Nov. 27, 2008 (From the Nov. 14, edition of Street Roots)
Warming centers replace ‘severe weather’ alerts for getting the sick and homeless off Portland’s wet streets (By Amanda Waldroupe, Contributing Writer)
The troubling results of the Portland Vulnerability Index survey on the health and likelihood of death among Portland’s homeless has spurred the city and housing bureau to act quickly as cold weather sets in.
On Wednesday, Nov. 19 the Portland City Council is expected to vote to provide $200,000 in funding to create two new “warming centers” that will allow 150 to 200 homeless individuals and families to escape the nighttime cold between November and March.
The proposal comes from City Commissioner Nick Fish and the Bureau of Housing and Community Development, which has already secured $100,000 from Multnomah County for a family-focused warming center. The council is also being asked to provide $42,000 to cover the shortfall in funding for already approved winter shelters for men and women.
In the past six months, Portland providers have reported a 50 to 60 percent increase in the number of families seeking shelter, showing that the national recession is having local repercussions, necessitating an increased safety net in times of scant resources.
“These aren’t numbers, they’re people,” says Dennis Lundberg, an outreach worker with Janus Youth, an agency serving homeless youths, “and they are sick.”
However, the numbers could be leveraged into more funding to meet the demand.
“I hope (the Vulnerability Index) leverages more resources,” says City Commission Nick
Fish, who oversees the city’s efforts to end homelessness. Fish notes that while the city and county are in the “teeth” of a recession, “the moral case is clear.”
“The bottom line is, with the results of the Vulnerability Index survey, we’re going to do a few things differently,” Fish says.
That includes targeting the most medically vulnerable individuals and “expeditiously” moving them into supportive housing.
To that end, the Bureau of Housing and Community Development will begin working to place 50 of the most medically vulnerable individuals into emergency winter housing.
Additionally, 10 of the most severely medically vulnerable will be placed into housing that provides health care.

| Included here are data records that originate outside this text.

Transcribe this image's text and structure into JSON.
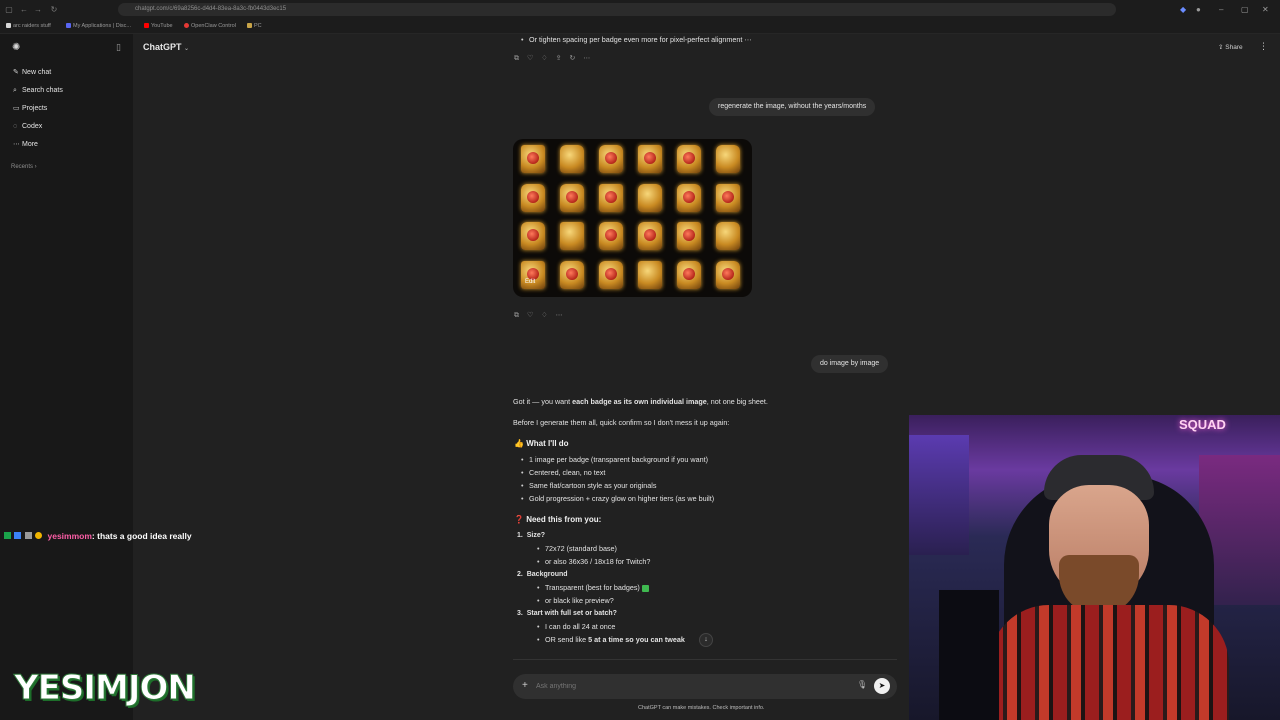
{
  "browser": {
    "url": "chatgpt.com/c/69a8256c-d4d4-83ea-8a3c-fb0443d3ec15",
    "bookmarks": [
      {
        "label": "arc raiders stuff",
        "color": "#d8d8d8"
      },
      {
        "label": "My Applications | Disc...",
        "color": "#5865f2"
      },
      {
        "label": "YouTube",
        "color": "#ff0000"
      },
      {
        "label": "OpenClaw Control",
        "color": "#e53935"
      },
      {
        "label": "PC",
        "color": "#c8a448"
      }
    ]
  },
  "sidebar": {
    "items": [
      {
        "label": "New chat",
        "icon": "✎"
      },
      {
        "label": "Search chats",
        "icon": "⌕"
      },
      {
        "label": "Projects",
        "icon": "▭"
      },
      {
        "label": "Codex",
        "icon": "◌"
      },
      {
        "label": "More",
        "icon": "⋯"
      }
    ],
    "recents_label": "Recents ›"
  },
  "header": {
    "title": "ChatGPT",
    "share_label": "Share"
  },
  "chat": {
    "prev_line": "Or tighten spacing per badge even more for pixel-perfect alignment",
    "user_msg_1": "regenerate the image, without the years/months",
    "image_edit_label": "Edit",
    "user_msg_2": "do image by image",
    "reply_intro_pre": "Got it — you want ",
    "reply_intro_bold": "each badge as its own individual image",
    "reply_intro_post": ", not one big sheet.",
    "reply_confirm": "Before I generate them all, quick confirm so I don't mess it up again:",
    "section1_title": "What I'll do",
    "section1_items": [
      "1 image per badge (transparent background if you want)",
      "Centered, clean, no text",
      "Same flat/cartoon style as your originals",
      "Gold progression + crazy glow on higher tiers (as we built)"
    ],
    "section2_title": "Need this from you:",
    "q1_title": "Size?",
    "q1_items": [
      "72x72 (standard base)",
      "or also 36x36 / 18x18 for Twitch?"
    ],
    "q2_title": "Background",
    "q2_items": [
      "Transparent (best for badges)",
      "or black like preview?"
    ],
    "q3_title": "Start with full set or batch?",
    "q3_items": [
      "I can do all 24 at once"
    ],
    "q3_last_pre": "OR send like ",
    "q3_last_bold": "5 at a time so you can tweak"
  },
  "composer": {
    "placeholder": "Ask anything",
    "footnote": "ChatGPT can make mistakes. Check important info."
  },
  "stream": {
    "chat_user": "yesimmom",
    "chat_text": ": thats a good idea really",
    "logo_text": "YESIMJON",
    "neon_sign": "SQUAD"
  },
  "colors": {
    "background": "#212121",
    "sidebar": "#181818",
    "bubble": "#303030",
    "chat_user": "#ff5ea8",
    "logo_accent": "#2f7a3a"
  }
}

The Vulnerability Index found that of the 646 people surveyed, nearly half (47 percent) face an increased risk of death if they remain homeless without medical treatment. That far exceeds the national average of 40-41 percent. (See “Measuring our Vulnerability,” Street Roots, Oct. 31, 2008)
One warming center is planned for downtown Portland; the second in East County. Both will be low-barrier, and priority will be given to families with children, youth under the age of 21, pregnant women and medically vulnerable adults.

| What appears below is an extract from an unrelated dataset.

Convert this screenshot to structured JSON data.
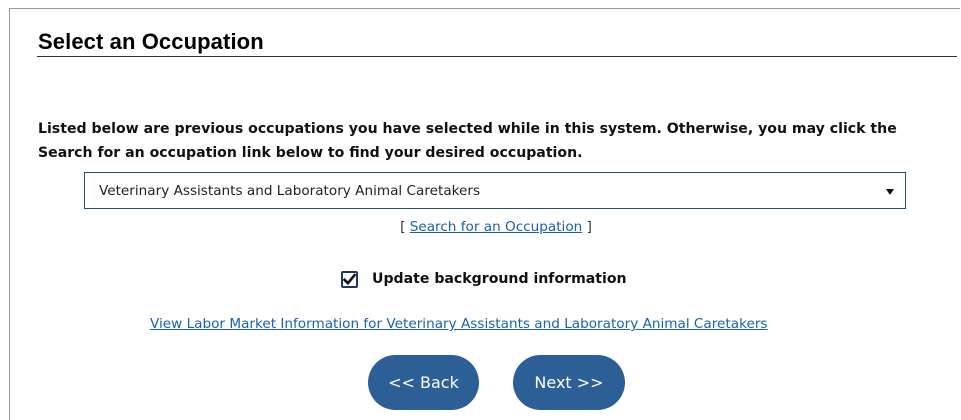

The warming centers replace the city’s past program for severe weather, which provided additional emergency shelter on nights when the temperature dipped below freezing. Those services, by the housing bureau’s own assessment, were subjective, complicated, and rarely met the need for a warm place for everyone who needed them. This was especially true for families, pregnant women, youth and those with health concerns and other conditions that made them feel vulnerable. However, the warming centers will not offer any services beyond a blanket, mat on the floor or cot, and warm food.

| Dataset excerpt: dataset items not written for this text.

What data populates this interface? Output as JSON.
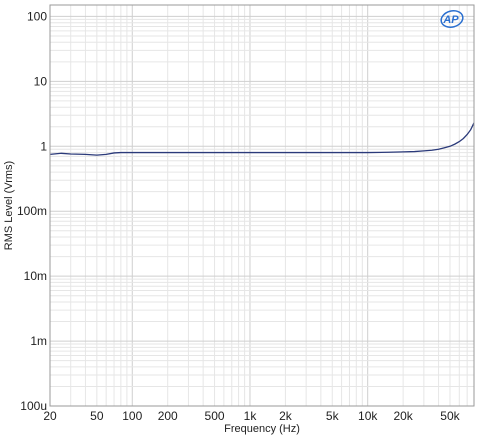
{
  "chart_data": {
    "type": "line",
    "title": "",
    "xlabel": "Frequency (Hz)",
    "ylabel": "RMS Level (Vrms)",
    "x_scale": "log",
    "y_scale": "log",
    "xlim": [
      20,
      80000
    ],
    "ylim": [
      0.0001,
      150
    ],
    "grid": true,
    "x_ticks": [
      20,
      50,
      100,
      200,
      500,
      1000,
      2000,
      5000,
      10000,
      20000,
      50000
    ],
    "x_tick_labels": [
      "20",
      "50",
      "100",
      "200",
      "500",
      "1k",
      "2k",
      "5k",
      "10k",
      "20k",
      "50k"
    ],
    "y_ticks": [
      100,
      10,
      1,
      0.1,
      0.01,
      0.001,
      0.0001
    ],
    "y_tick_labels": [
      "100",
      "10",
      "1",
      "100m",
      "10m",
      "1m",
      "100u"
    ],
    "series": [
      {
        "color": "#2b3a7a",
        "x": [
          20,
          25,
          30,
          40,
          50,
          60,
          70,
          80,
          100,
          200,
          500,
          1000,
          2000,
          5000,
          10000,
          15000,
          20000,
          25000,
          30000,
          35000,
          40000,
          45000,
          50000,
          55000,
          60000,
          65000,
          70000,
          75000,
          80000
        ],
        "y": [
          0.75,
          0.78,
          0.76,
          0.75,
          0.73,
          0.75,
          0.79,
          0.8,
          0.8,
          0.8,
          0.8,
          0.8,
          0.8,
          0.8,
          0.8,
          0.81,
          0.82,
          0.83,
          0.85,
          0.87,
          0.9,
          0.95,
          1.0,
          1.08,
          1.18,
          1.32,
          1.52,
          1.8,
          2.3
        ]
      }
    ]
  },
  "logo": {
    "text": "AP",
    "color": "#2a6fd0"
  }
}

The warming centers – essentially more shelters – would appear to be a backward step for a city emphasizing placing homeless individuals directly into permanent housing above all in its plan to end homelessness.
The dilemma between the belief that shelters waste money and resources because they do not solve homelessness, and the moral imperative many feel to provide homeless individuals an escape from the winter cold has, in the past, sparked tension.
What exists now, according to Fish, is not an “either or” model, but an understanding that shelters and other means of providing a safety net can co-exist with the city’s goal to end homelessness.
The results of the Vulnerability Index survey also increase the urgency of furthering the city’s long-term housing goals, including building the Resource Access Center (the new name for what had been called the homeless day access center) and more units of permanent supportive housing.
“I think warming centers are a good idea but they should be seen for what they are: Band-aid solutions to people dying on the streets of Portland during our coldest and wettest seasons,” Lundberg says.
Given the Vulnerability Index’s statistics, effective long-term solutions may involve increasing funding for “effective mental health resources, viable and affordable health coverage, and a broad array of addiction treatment options,” Lundberg says.
While capacity for providing health care has never seemed more necessary, Rachel Solotaroff, the medical director for the Old Town Clinic, says the Clinic’s capacity to provide health care to uninsured and low-income individuals is already “totally maxed out.”
“Not having the health care capacity is a huge issue,” Solotaroff says.
At the same time, Solotaroff says that some of the Vulnerability Index’s statistics show that the population of vulnerable adults is “not being reached.”